If there is one overarching cause behind the current financial crisis, it is short-termism, which has dominated not just the financial services industry but most other industries, as well. Traditional accounting principles are adequate when it comes to reconciling current-period events affecting the value of tangible, “dirt world” assets, like inventories, lease holdings, or equipment.
For 21st-century businesses, however, these assets are less and less relevant for creating value, compared to such intangible assets as brand preference and customer lifetime values. The long-term values of things like customer loyalty, brand equity, and reputation rarely make it into a financial statement, but these are precisely the highly valuable assets most likely damaged when management’s focus on current-period numbers to the exclusion of long-term costs or risks. Moreover, because customers are increasingly connected with each other, violating one customer’s trust or losing one customer’s confidence can now have ramifications far beyond any individual customer’s patronage.
The traditional argument, of course, is that intangible assets like these are too economically squishy to assess their financial value accurately. But this is old-fashioned, 20th-century thinking. With the kind of computer analysis and statistical modeling available today, the rate of change of a customer’s projected value over his lifetime of patronage, for instance, can be estimated and managed at almost any company in any industry, from services to manufacturing, and from consumer marketing firms to business-to-business vendors. Self-serving or slanted analyses can be minimized by simply requiring audits of the analytical tools and methods used, rather than the accounting processes followed.
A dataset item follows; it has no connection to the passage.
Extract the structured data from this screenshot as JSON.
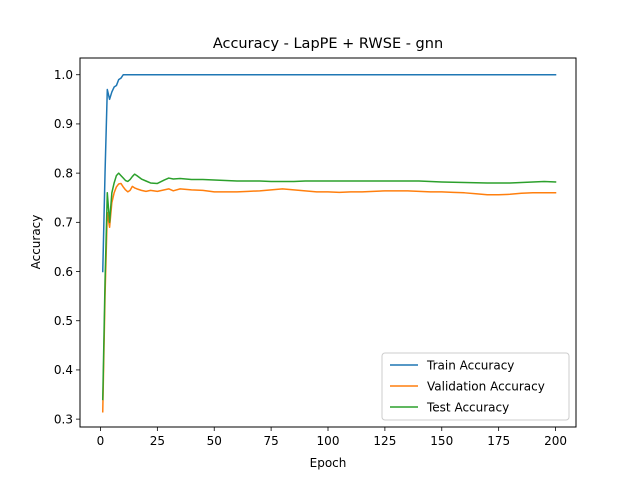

A sign of the future: The government of Finland has promised its citizens 150 megabytes-per-second of Internet speed for every residence and business in the country by 2015. That’s the information-world equivalent of raising the speed limit to 500 miles an hour. Welcome to a world where everyone is online with everybody instantly and constantly, where self-organization makes secrets hard to keep, and dirty secrets even harder to keep. Time for the government to keep up.